Monday, March 06, 2006

Good morning, class. Today we will be discussing a very important topic: answering machines. Now get out those pens and notebooks to take notes. If I ever hear of any of you violating any of the Seven Deadly Answering Machine Sins...what I do to you won't be pretty. (And I'm not responsible because you've all been warned.) Telemarketers hate, hate, hate corny answering machines. Trust me, this is for your own good!

So, without any further ado, the Seven Deadly Answering Machine Sins.

1.) Singing Like You Can
Holy cow. Why do people think it's cool to write songs and then sing them into their answering machines? It really kills me when people try to sound like rock stars and are doing the Beyonce thing when they really just can't. (I wonder if nobody's ever told them that it makes them sound really, really bad.) Even if you have a decent voice, never sing on your answering machine. It will ruin any talent you may have.
2.) Coaching Young Children To Say The Greeting
Oh my, my. If you have a two year old and they're really good at repeating what you say, don't start thinking it would be cute to have them do your answering machine. It's cute the first time, but it really loses it's luster quite fast. Consider the fact that no one but you can probably understand what your kid is saying anyway, and if you want people to leave messages they should probably know who they're calling. And besides, it's not that cute to hear an adult whispering in the background "Hi, this is" and then the kid saying "Ga, ga ga" into the microphone. Oy.
3.) Playing Music In the Background
OK, Muzak has its place and it's definitely not on your answering machine. Every time I get some big tough guy's answering machine and he's got cheesy jazz in the background, I cringe. Can you say "Ladies' Man" any more clearly? Besides, the ladies he's trying to snag are smart enough to know that it's a red flag for "player". Foiled again.
4.) Having An Automated Greeting
Nothing says "I'm running from the cops" more than an automated answering machine, especially one that just says the phone number and not your name. Maybe it's just me, but seriously, if you have your greeting set up to say "We are not home right now. Please leave a message" in a computer voice, you're probably hiding. (Either from cops or creditors, it doesn't matter much.) Or if you just can't figure out how to record a greeting, I suggest you get out the manual. Otherwise telemarketers are going to think you're running from the cops.
5.) Sounding Like You're a Bad, Tough Guy
This one goes along with playing cheesy music in the background, but not always.
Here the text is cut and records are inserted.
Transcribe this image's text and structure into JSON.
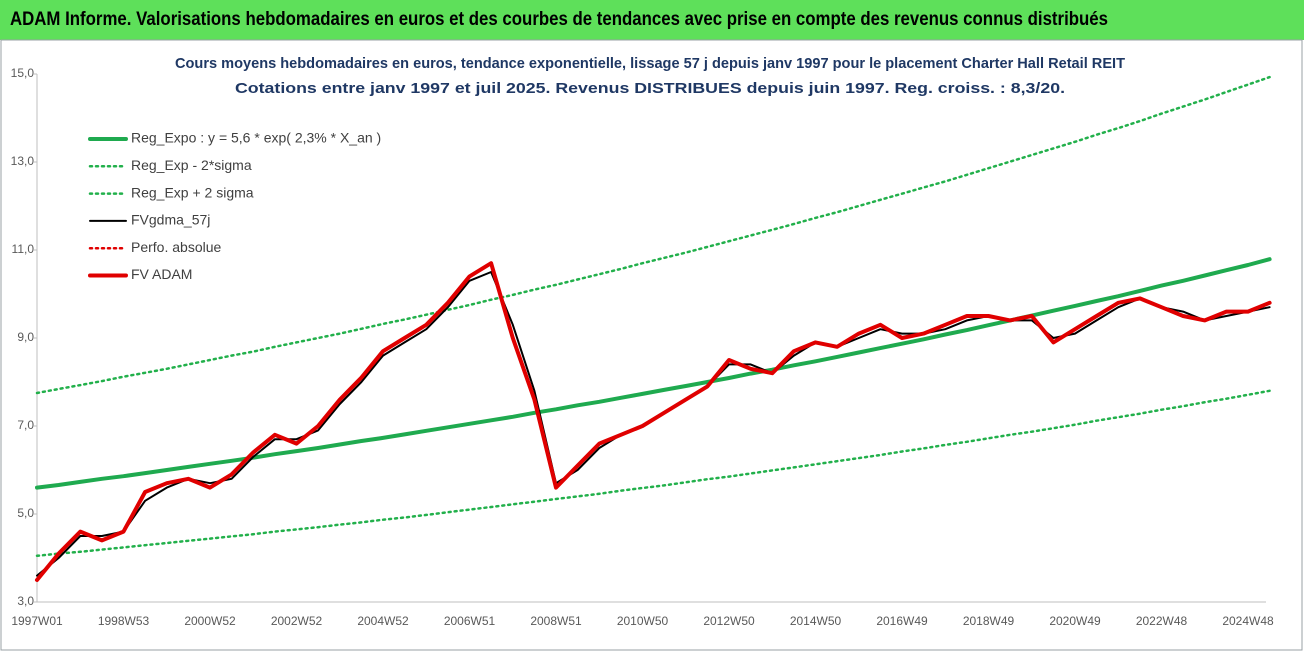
{
  "chart_data": {
    "type": "line",
    "title": "ADAM Informe. Valorisations hebdomadaires en euros et des courbes de tendances avec prise en compte des revenus connus distribués",
    "subtitle": [
      "Cours moyens hebdomadaires en euros, tendance exponentielle, lissage 57 j depuis janv 1997 pour le placement Charter Hall Retail REIT",
      "Cotations entre janv 1997 et juil 2025. Revenus DISTRIBUES depuis juin 1997. Reg. croiss. : 8,3/20."
    ],
    "categories": [
      "1997W01",
      null,
      null,
      null,
      "1998W53",
      null,
      null,
      null,
      "2000W52",
      null,
      null,
      null,
      "2002W52",
      null,
      null,
      null,
      "2004W52",
      null,
      null,
      null,
      "2006W51",
      null,
      null,
      null,
      "2008W51",
      null,
      null,
      null,
      "2010W50",
      null,
      null,
      null,
      "2012W50",
      null,
      null,
      null,
      "2014W50",
      null,
      null,
      null,
      "2016W49",
      null,
      null,
      null,
      "2018W49",
      null,
      null,
      null,
      "2020W49",
      null,
      null,
      null,
      "2022W48",
      null,
      null,
      null,
      "2024W48",
      null
    ],
    "ylim": [
      3,
      15
    ],
    "yticks": [
      {
        "value": 3,
        "label": "3,0"
      },
      {
        "value": 5,
        "label": "5,0"
      },
      {
        "value": 7,
        "label": "7,0"
      },
      {
        "value": 9,
        "label": "9,0"
      },
      {
        "value": 11,
        "label": "11,0"
      },
      {
        "value": 13,
        "label": "13,0"
      },
      {
        "value": 15,
        "label": "15,0"
      }
    ],
    "grid": false,
    "legend": "upper left",
    "series": [
      {
        "name": "Reg_Expo : y = 5,6 * exp( 2,3% *  X_an )",
        "color": "#1faa4f",
        "line_style": "solid",
        "values": [
          5.6,
          5.66,
          5.73,
          5.8,
          5.86,
          5.93,
          6.0,
          6.07,
          6.14,
          6.21,
          6.28,
          6.36,
          6.43,
          6.5,
          6.58,
          6.66,
          6.73,
          6.81,
          6.89,
          6.97,
          7.05,
          7.13,
          7.21,
          7.3,
          7.38,
          7.47,
          7.55,
          7.64,
          7.73,
          7.82,
          7.91,
          8.0,
          8.09,
          8.19,
          8.28,
          8.38,
          8.47,
          8.57,
          8.67,
          8.77,
          8.87,
          8.97,
          9.08,
          9.18,
          9.29,
          9.4,
          9.51,
          9.62,
          9.73,
          9.84,
          9.95,
          10.07,
          10.19,
          10.3,
          10.42,
          10.54,
          10.66,
          10.79
        ]
      },
      {
        "name": "Reg_Exp - 2*sigma",
        "color": "#22b04b",
        "line_style": "dotted",
        "values": [
          4.05,
          4.1,
          4.14,
          4.19,
          4.24,
          4.29,
          4.34,
          4.39,
          4.44,
          4.49,
          4.54,
          4.6,
          4.65,
          4.7,
          4.76,
          4.81,
          4.87,
          4.92,
          4.98,
          5.04,
          5.1,
          5.16,
          5.22,
          5.28,
          5.34,
          5.4,
          5.46,
          5.53,
          5.59,
          5.65,
          5.72,
          5.79,
          5.85,
          5.92,
          5.99,
          6.06,
          6.13,
          6.2,
          6.27,
          6.34,
          6.42,
          6.49,
          6.57,
          6.64,
          6.72,
          6.8,
          6.87,
          6.95,
          7.03,
          7.12,
          7.2,
          7.28,
          7.37,
          7.45,
          7.54,
          7.62,
          7.71,
          7.8
        ]
      },
      {
        "name": "Reg_Exp + 2 sigma",
        "color": "#22b04b",
        "line_style": "dotted",
        "values": [
          7.75,
          7.84,
          7.93,
          8.02,
          8.12,
          8.21,
          8.3,
          8.4,
          8.5,
          8.6,
          8.69,
          8.8,
          8.9,
          9.0,
          9.1,
          9.21,
          9.32,
          9.42,
          9.53,
          9.64,
          9.75,
          9.87,
          9.98,
          10.1,
          10.21,
          10.33,
          10.45,
          10.57,
          10.7,
          10.82,
          10.94,
          11.07,
          11.2,
          11.33,
          11.46,
          11.59,
          11.73,
          11.86,
          12.0,
          12.14,
          12.28,
          12.42,
          12.56,
          12.71,
          12.86,
          13.01,
          13.16,
          13.31,
          13.46,
          13.62,
          13.77,
          13.93,
          14.1,
          14.26,
          14.42,
          14.59,
          14.76,
          14.93
        ]
      },
      {
        "name": "FVgdma_57j",
        "color": "#000000",
        "line_style": "solid",
        "values": [
          3.6,
          4.0,
          4.5,
          4.5,
          4.6,
          5.3,
          5.6,
          5.8,
          5.7,
          5.8,
          6.3,
          6.7,
          6.7,
          6.9,
          7.5,
          8.0,
          8.6,
          8.9,
          9.2,
          9.7,
          10.3,
          10.5,
          9.3,
          7.8,
          5.7,
          6.0,
          6.5,
          6.8,
          7.0,
          7.3,
          7.6,
          7.9,
          8.4,
          8.4,
          8.2,
          8.6,
          8.9,
          8.8,
          9.0,
          9.2,
          9.1,
          9.1,
          9.2,
          9.4,
          9.5,
          9.4,
          9.4,
          9.0,
          9.1,
          9.4,
          9.7,
          9.9,
          9.7,
          9.6,
          9.4,
          9.5,
          9.6,
          9.7
        ]
      },
      {
        "name": "Perfo. absolue",
        "color": "#e00000",
        "line_style": "dotted",
        "values": [
          3.5,
          4.1,
          4.6,
          4.4,
          4.6,
          5.5,
          5.7,
          5.8,
          5.6,
          5.9,
          6.4,
          6.8,
          6.6,
          7.0,
          7.6,
          8.1,
          8.7,
          9.0,
          9.3,
          9.8,
          10.4,
          10.7,
          9.0,
          7.6,
          5.6,
          6.1,
          6.6,
          6.8,
          7.0,
          7.3,
          7.6,
          7.9,
          8.5,
          8.3,
          8.2,
          8.7,
          8.9,
          8.8,
          9.1,
          9.3,
          9.0,
          9.1,
          9.3,
          9.5,
          9.5,
          9.4,
          9.5,
          8.9,
          9.2,
          9.5,
          9.8,
          9.9,
          9.7,
          9.5,
          9.4,
          9.6,
          9.6,
          9.8
        ]
      },
      {
        "name": "FV ADAM",
        "color": "#e00000",
        "line_style": "solid",
        "values": [
          3.5,
          4.1,
          4.6,
          4.4,
          4.6,
          5.5,
          5.7,
          5.8,
          5.6,
          5.9,
          6.4,
          6.8,
          6.6,
          7.0,
          7.6,
          8.1,
          8.7,
          9.0,
          9.3,
          9.8,
          10.4,
          10.7,
          9.0,
          7.6,
          5.6,
          6.1,
          6.6,
          6.8,
          7.0,
          7.3,
          7.6,
          7.9,
          8.5,
          8.3,
          8.2,
          8.7,
          8.9,
          8.8,
          9.1,
          9.3,
          9.0,
          9.1,
          9.3,
          9.5,
          9.5,
          9.4,
          9.5,
          8.9,
          9.2,
          9.5,
          9.8,
          9.9,
          9.7,
          9.5,
          9.4,
          9.6,
          9.6,
          9.8
        ]
      }
    ]
  }
}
I got an answering machine once that was something like, "Yo, yo, representin'. If you be coo, show some love and leave a message at the tone." And so on. Can you say "Wannabe" with me? That's what he sounded like to me...
6.) Leaving Your Cell Number
Alright, kids, this one's pretty basic. Don't put your cell number on your answering machine unless you want to get prank calls frmo telemarketers. Seriously, I'm so tempted to write those numbers down and then start calling them and saying, "Your refrigerator is running" or something dumb like that.
7.) Thinking You're Original and Playing the "Hello" Game
Newsflash--You're not. About 3 million people in America also have answering machines that say "Hello........OH HI! How ARE you?.... I'm sorry, speak up, I can't hear you.....GOTCHA, this is an answering machine. You fell for it." Yeah, it's really not funny. Not after you get them 10 or 20 times a day. There should be a Constitutional Amendment about it or something.

OK, right now I'm talking to a guy in Wisconsin who sounds exactly like Red from the Red Green Show. It's weird.